Replying to a point made by Dennis Skinner about lone-parents child benefit, the Prime Minister is reported to have said with some exasperation: "All these demands. Now I have been asked to bail out the coal industry."

In public, as John Battle, the beleaguered energy minister, told the Commons on Wednesday morning, there is very little the Government can do in the face of the intransigence of Richard Budge, chairman of RJB Mining. Behind the scenes, however, it is known that John Prescott, the Deputy Prime Minister, and other colleagues are fighting a desperate rearguard action to help save miners' jobs.

The dilemma faced by ministers was underlined during question time in the Lords yesterday. Lord Ezra, a former National Coal Board chairman, urged action in the face of "persistent reports that up to eight of the remaining 24 deep mines in this country [are] likely to be closed in the next few months, leading to 5,000 redundancies".

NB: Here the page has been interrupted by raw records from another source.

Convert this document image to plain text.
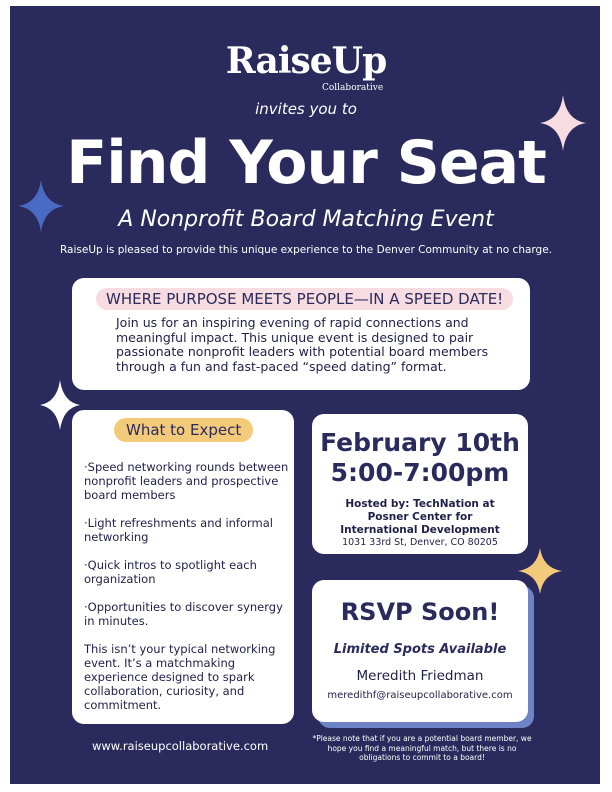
RaiseUp
Collaborative
invites you to
Find Your Seat
A Nonprofit Board Matching Event
RaiseUp is pleased to provide this unique experience to the Denver Community at no charge.
WHERE PURPOSE MEETS PEOPLE—IN A SPEED DATE!
Join us for an inspiring evening of rapid connections and meaningful impact. This unique event is designed to pair passionate nonprofit leaders with potential board members through a fun and fast-paced “speed dating” format.
What to Expect
·Speed networking rounds between nonprofit leaders and prospective board members
·Light refreshments and informal networking
·Quick intros to spotlight each organization
·Opportunities to discover synergy in minutes.
This isn’t your typical networking event. It’s a matchmaking experience designed to spark collaboration, curiosity, and commitment.
February 10th
5:00-7:00pm
Hosted by: TechNation at
Posner Center for
International Development
1031 33rd St, Denver, CO 80205
RSVP Soon!
Limited Spots Available
Meredith Friedman
meredithf@raiseupcollaborative.com
www.raiseupcollaborative.com
*Please note that if you are a potential board member, we hope you find a meaningful match, but there is no obligations to commit to a board!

Lord Clinton-Davis, a trade and industry minister, said that, since coal privatisation, the scope for Government intervention was very limited indeed. He said that Mr Battle had already challenged unfair subsidies in Europe, reviewed coal prices, challenged gas contracts and ensured unfairly-supported French nuclear power did not have an unfair advantage.

"I am aware of the difficulties facing the industry," Lord Clinton-Davis said, "but I have to say, the main company concerned is, of course, the one that has to sort out these problems".

One alternative option raised by Mr Skinner in the Commons last week was for the industry to be renationalised. But there are few Labour MPs who believe that is possible.